This is an interesting comparison that tells a lot about the current economic structure of baseball. The Twins and Giants probably have a similar median value for the remainder of Correa's career - 35 WAR. What you're seeing is that 1 WAR is worth $8M to the Twins while it's worth $10M to the Giants (and more to the Mets). Neither team thinks Correa is going to be worth a darn at age 40 but the Twins don't pay the luxury tax so there is no incentive to spread out the years like there is for the Giants. The Giants probably would have made this a 20 year contract if MLB would have let them. The Twins will have to pay higher salary per year on shorter years to get top talent because time value of money makes that a more valuable contract for the player (8/285 is more valuable than 10/300 because $1M now is worth more than $2M ten years from now).
The Twins cannot afford a rebuild this season. They have a TV contract up for renegotiation. The White Sox are keeping their money in their wallet and the Guardians are beatable. Half of their pitching rotation (Gray, Maeda, Mahle) becomes a free agent next year. They have to try to win this division in 2023.
I agree that we are looking at a story of vastly different economic incentives for MLB teams.
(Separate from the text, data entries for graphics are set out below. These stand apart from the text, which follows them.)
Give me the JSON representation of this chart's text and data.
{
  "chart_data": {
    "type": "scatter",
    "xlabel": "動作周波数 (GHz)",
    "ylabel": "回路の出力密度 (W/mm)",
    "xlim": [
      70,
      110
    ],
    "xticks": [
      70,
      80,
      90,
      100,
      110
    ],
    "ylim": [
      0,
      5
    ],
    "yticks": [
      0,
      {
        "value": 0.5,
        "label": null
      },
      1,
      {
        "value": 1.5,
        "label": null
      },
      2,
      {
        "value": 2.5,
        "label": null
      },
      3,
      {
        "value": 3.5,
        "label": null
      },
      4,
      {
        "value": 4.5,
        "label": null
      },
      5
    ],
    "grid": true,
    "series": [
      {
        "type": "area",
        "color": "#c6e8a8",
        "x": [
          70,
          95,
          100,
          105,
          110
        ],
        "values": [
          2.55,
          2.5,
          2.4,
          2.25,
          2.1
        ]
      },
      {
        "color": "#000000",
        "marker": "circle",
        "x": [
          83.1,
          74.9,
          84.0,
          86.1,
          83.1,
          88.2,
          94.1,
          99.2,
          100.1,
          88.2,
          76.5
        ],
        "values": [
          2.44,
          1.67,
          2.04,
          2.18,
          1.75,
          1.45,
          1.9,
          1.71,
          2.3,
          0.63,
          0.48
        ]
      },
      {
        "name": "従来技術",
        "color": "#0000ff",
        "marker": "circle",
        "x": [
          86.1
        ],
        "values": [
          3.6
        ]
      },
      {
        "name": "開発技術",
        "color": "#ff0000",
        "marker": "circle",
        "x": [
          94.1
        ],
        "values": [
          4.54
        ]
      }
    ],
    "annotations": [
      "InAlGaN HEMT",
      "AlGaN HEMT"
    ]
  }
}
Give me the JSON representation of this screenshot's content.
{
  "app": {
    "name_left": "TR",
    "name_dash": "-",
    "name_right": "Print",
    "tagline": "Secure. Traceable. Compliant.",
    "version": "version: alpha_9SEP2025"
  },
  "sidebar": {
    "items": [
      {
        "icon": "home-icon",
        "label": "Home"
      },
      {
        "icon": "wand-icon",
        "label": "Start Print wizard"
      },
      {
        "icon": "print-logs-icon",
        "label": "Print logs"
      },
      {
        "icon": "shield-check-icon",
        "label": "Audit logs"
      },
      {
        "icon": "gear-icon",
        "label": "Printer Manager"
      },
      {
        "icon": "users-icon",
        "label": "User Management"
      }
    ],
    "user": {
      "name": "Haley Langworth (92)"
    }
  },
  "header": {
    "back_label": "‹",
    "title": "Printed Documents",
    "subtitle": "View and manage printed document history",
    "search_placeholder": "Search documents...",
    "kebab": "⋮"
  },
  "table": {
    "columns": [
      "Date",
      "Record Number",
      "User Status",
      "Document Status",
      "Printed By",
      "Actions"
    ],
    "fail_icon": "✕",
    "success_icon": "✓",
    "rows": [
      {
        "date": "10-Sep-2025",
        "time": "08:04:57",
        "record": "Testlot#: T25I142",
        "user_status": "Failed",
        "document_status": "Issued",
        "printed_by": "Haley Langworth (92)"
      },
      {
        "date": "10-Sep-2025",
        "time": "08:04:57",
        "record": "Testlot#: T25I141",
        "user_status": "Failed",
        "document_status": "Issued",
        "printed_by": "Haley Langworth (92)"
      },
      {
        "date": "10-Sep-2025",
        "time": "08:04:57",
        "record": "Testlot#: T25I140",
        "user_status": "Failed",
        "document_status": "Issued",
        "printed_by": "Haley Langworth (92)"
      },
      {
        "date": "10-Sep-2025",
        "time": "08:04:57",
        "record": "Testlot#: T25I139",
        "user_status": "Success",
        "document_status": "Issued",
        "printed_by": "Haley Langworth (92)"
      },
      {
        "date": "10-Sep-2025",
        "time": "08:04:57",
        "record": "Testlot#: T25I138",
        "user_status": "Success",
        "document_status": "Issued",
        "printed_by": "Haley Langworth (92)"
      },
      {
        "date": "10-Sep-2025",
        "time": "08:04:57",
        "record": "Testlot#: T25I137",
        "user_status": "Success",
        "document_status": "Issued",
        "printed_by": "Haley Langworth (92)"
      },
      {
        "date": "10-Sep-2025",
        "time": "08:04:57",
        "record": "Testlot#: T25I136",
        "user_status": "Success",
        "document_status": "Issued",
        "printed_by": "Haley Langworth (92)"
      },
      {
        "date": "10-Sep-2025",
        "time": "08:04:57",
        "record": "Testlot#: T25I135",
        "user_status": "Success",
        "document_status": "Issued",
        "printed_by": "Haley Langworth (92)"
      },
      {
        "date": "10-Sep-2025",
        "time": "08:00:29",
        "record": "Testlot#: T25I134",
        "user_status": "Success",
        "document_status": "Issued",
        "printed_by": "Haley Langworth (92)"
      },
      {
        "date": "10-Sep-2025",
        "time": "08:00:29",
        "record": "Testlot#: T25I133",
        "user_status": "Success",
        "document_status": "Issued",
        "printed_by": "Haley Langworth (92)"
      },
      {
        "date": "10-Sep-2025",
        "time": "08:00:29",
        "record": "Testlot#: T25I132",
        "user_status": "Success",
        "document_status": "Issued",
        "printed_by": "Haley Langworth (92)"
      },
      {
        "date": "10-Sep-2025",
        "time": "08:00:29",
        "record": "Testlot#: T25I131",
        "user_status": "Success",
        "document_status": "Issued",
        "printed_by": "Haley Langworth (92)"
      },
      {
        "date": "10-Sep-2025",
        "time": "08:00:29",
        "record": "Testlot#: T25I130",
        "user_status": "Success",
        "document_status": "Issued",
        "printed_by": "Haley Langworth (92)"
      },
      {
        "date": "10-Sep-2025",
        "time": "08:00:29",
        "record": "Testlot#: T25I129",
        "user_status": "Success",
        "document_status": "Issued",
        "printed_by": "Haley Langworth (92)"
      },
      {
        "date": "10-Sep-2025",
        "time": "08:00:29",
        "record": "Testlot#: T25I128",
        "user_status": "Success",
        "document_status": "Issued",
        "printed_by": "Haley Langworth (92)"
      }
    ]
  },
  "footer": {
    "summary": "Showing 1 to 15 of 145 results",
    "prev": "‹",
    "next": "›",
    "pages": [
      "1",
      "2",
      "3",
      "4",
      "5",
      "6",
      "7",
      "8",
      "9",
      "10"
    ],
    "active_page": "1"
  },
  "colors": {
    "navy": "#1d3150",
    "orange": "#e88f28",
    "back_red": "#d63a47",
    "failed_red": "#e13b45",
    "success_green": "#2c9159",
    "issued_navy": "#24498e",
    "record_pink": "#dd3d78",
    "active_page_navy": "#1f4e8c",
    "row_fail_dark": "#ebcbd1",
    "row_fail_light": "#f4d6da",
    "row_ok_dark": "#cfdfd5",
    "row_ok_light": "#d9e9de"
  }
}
The large market teams want the playoff windfall so they will pay top dollar for free agents. Some of the small market teams will compete but only if it doesn't cost them much more than the minimum payroll (Guardians, A's). The mid-market teams (Twins, Cardinals) have to develop from within and are willing to pay for arbitration salaries or team friendly contracts signed when the player is under team control but can't afford top free agents.